More Pieces in the Distributed Biofuel Production Puzzle

Here are some additional musings on distributed production of biofuels and economies of scale:

Following on last month's launch of the efuel100 Microfueler, which seems to be a step toward distributed biofuel production, comes word of a couple of high school students who built a "Personal Automated Ethanol Fermenter and Distiller" (via Wired) for the 2008 Intel International Science and Engineering Fair.

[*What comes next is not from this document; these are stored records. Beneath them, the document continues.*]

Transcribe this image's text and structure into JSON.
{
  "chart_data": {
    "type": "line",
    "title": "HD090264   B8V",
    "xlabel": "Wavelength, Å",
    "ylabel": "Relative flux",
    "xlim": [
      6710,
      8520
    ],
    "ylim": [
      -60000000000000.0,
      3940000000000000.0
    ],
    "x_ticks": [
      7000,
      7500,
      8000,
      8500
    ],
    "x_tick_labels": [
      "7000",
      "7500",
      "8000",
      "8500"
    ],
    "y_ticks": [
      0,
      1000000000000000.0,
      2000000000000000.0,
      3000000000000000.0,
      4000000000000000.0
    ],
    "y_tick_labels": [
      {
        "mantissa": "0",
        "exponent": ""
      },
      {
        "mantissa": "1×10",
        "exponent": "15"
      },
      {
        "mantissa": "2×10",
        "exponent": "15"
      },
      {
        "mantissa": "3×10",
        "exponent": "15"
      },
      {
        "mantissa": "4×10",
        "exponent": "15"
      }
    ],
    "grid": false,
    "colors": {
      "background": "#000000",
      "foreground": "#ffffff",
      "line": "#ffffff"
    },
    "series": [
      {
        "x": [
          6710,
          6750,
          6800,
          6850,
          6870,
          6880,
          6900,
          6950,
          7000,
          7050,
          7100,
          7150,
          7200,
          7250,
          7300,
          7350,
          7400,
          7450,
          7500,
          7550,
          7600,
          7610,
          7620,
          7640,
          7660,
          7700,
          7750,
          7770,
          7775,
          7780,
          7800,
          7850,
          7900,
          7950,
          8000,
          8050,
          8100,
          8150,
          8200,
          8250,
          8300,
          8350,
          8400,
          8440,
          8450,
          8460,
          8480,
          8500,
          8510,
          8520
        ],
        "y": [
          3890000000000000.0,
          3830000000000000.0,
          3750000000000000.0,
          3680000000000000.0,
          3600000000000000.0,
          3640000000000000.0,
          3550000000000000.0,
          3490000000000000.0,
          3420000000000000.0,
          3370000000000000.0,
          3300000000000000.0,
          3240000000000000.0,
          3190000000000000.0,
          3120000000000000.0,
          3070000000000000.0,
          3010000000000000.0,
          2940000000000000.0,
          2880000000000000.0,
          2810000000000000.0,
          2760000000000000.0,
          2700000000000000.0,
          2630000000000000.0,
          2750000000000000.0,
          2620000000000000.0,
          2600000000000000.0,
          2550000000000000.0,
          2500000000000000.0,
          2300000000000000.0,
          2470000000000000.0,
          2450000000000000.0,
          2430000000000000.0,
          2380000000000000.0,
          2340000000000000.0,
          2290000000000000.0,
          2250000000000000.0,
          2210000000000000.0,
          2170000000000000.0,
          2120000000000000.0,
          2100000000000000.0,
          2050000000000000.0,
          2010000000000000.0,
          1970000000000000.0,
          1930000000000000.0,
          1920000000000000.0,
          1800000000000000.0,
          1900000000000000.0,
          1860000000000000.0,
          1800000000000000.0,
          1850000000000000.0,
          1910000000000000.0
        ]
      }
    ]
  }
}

In the video, Eric Hodenfield and Devin Bezdicek don't give a great deal of detail about their project, but I think it is fascinating that a couple of high school students decided to build a widget intended to facilitate personal fuel production.  Kudos to those two.  The device, like the Microfueler, is supposed to produce ethanol on a small scale, but both would be useful to produce Butanol instead if the appropriate microbe were handy, as I have written about before.

But why stop there?  What about home production of petroleum?  The TimesOnline this week has a short story about LS9, featuring Greg Pal, who suggests the company has a microbe with the capability to produce petroleum at $50 per barrel using Brazilian sugar as a feedstock.  (See my earlier post LS9 - "The Renewable Petroleum Company" - in the News.)  That number is interesting, because when I met Mr. Pal last fall at a retreat organized by Bio-era, he was more reticent about proposing a target price.  It would seem that the company is making decent progress, with Mr. Pal suggesting to the Times that LS9 hopes to be producing fuel on a commercial scale by 2011.

The Times article goes on to list some rather large sounding figures for the land that might be required to supply the US fuel weekly demand of ~140 million barrels using microbes; "205 square miles, an area roughly the size of Chicago".  Skipping the issue of whether there is enough sugar produced around the world to use as feedstock, the choice of paving Chicago over to crank out a weekly supply of renewable petroleum is a little odd.  Simplifying the calculation makes the whole problem seem quite reasonable.

First, consider that US daily oil consumption is something like 20 million barrels, according to the DOE.  So, if in practice biofuel production is no more efficient than LS9 projects, we will only require a little over 29 square miles of infrastructure or a plot about 5.4 miles on a side.

Spreading that out over all 50 states (ignoring the fact that population is not evenly distributed), we would need only ~.6 square miles per state.  Every city of decent size in this country has industrial parks bigger than that.  No problem there.

Taking the this approximation to the extreme -- say, to the "personal fermenter and distiller" high school science project -- dividing the 29 square milles by the 2008 US population of about 300,000,000 gives a silly figure of 10-7 square miles per person; that's about a foot and a half on a side.  Switching to more rational units, it is ~40 cm on a side.  A family of four (on average) would therefore require roughly a square meter to produce a daily supply of fuel at present consumption levels.  Coincidentally, photos of the efuel100 Microfueler suggest it has a footprint of about a meter square.

Of course, only about two-thirds of total oil consumption goes to transportation, with much of that used by commercial operations, so that family of four would be overproducing even at a meter square (in the present ridiculous units of [production/day/person/area]).  Realistically, larger facilities would probably be employed to produce fuel or "renewable petroleum" for industrial purpposes.

How much the capital costs would be for the square meter of production capacity is up in the air.  The Microfueler lists at ~$10K.  I'll bet the high school students can beat that.